Identify and understand the information needed by internal customers to execute the business strategy, satisfy customers, and evaluate business process performance.
The traditional dozens -- or even hundreds -- of pages of financial reports distributed at the end of a period typically do not help management to run the business. Usually the reports contain much data, yet very little of it is relevant to the current strategy of the business, and readers cannot decipher what data relates to the key factors that affect revenues and expenses. An effective internal financial reporting process starts with the finance group meeting with senior management and key decision makers to define and understand their information needs.

Once the finance group understands management's financial information needs, the next step is to design, or redesign, the financial information systems to meet those needs. At this point, most companies shift from the traditional focus on historical financial data, which provides after-the-fact record keeping, to a new emphasis on information for decision making. For example, reports that include activity-based costing, target costing, and life cycle costing link financial performance with factors that affect revenues and expenses. These costing methods also uncover trends in financial performance and indicate the effects of the current trends on the company's attainment of strategic objectives.

Measure and report profit contributed by appropriate segments, such as product line, customer, channel, division, and geographic location.
Meaningful internal financial information differentiates profitable customers and business segments from those that are not. To achieve this all-important goal, the company needs to structure financial reports appropriately, so that recipients of the reports can plainly grasp the profitability analysis. To collect the appropriate information to analyze, a company first needs to identify how to segment its business to reflect the flow of profits, such as by market segment, by distribution channel, by customer, or by division. Then the company assigns to each segment the appropriate revenues, variable costs, and fixed costs. For example, for a channel profitability analysis, costs would include channel management costs; channel maintenance costs; advertising, promotion, and marketing costs; trade show costs; and marketing staff costs. Through assigning the relevant revenues and costs to the business segments, the company may identify high-profit and high-loss segments, and then set objectives for avoiding costs relevant to high-loss segments.
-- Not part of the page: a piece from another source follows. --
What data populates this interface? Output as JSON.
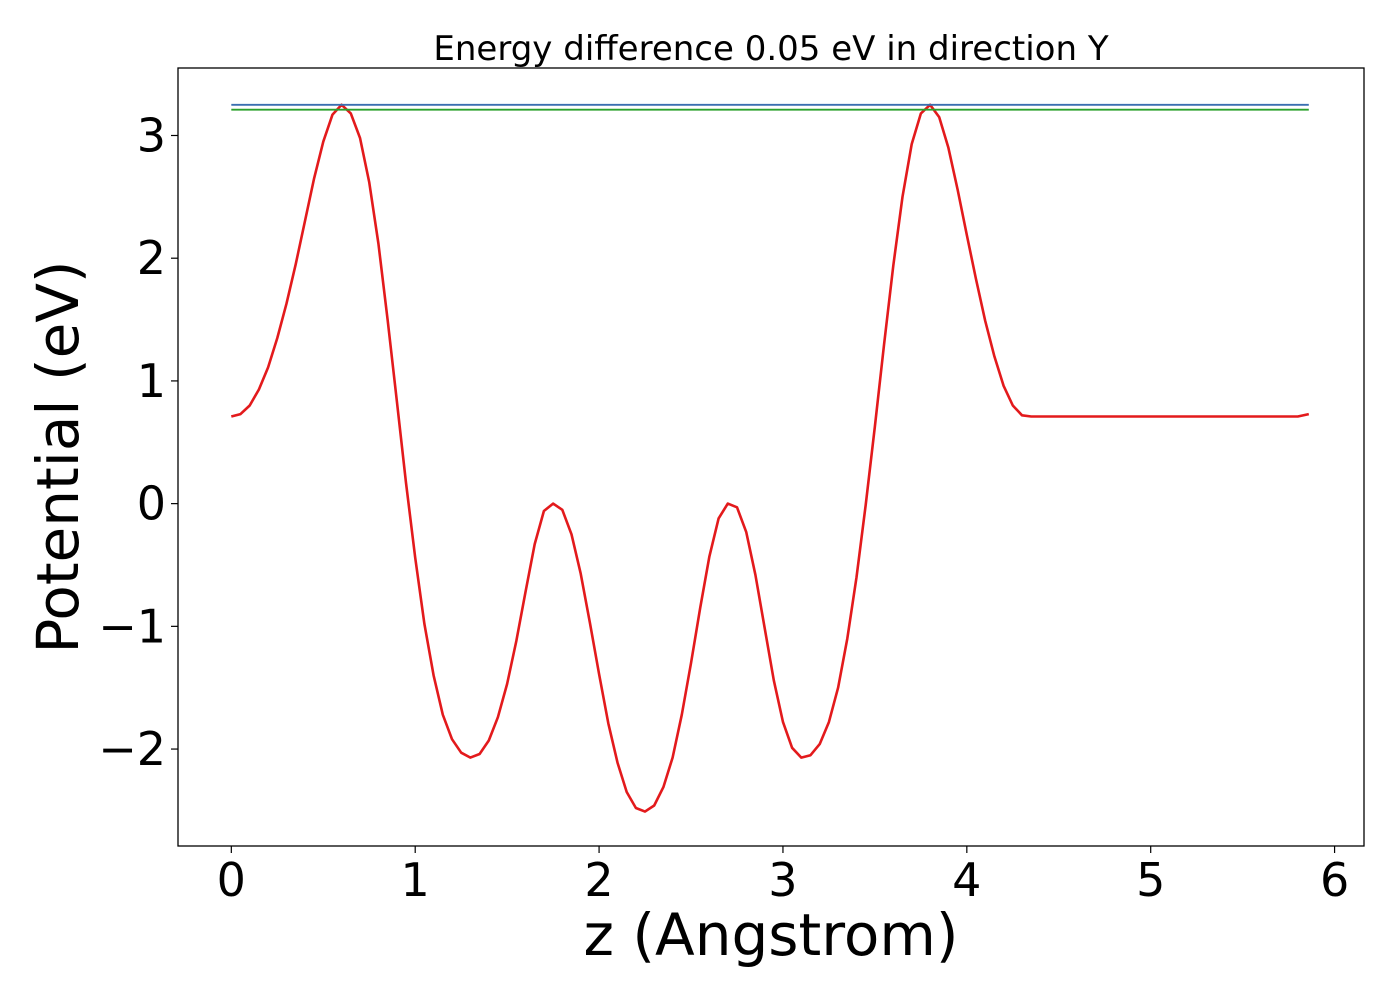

Integrate financial analysis with operational and industry analyses to identify opportunities for improving business performance.
Many companies could use more sophistication in their financial reporting, with techniques such as analysis of ratios and comparisons to industry and peer performance. These techniques give management insight into where the business may be vulnerable and where it might enjoy unique strengths. However, it's easy to go overboard with sophisticated financial analysis techniques; keeping the measures simple and relevant to strategic business issues is a reliable, powerful course of action.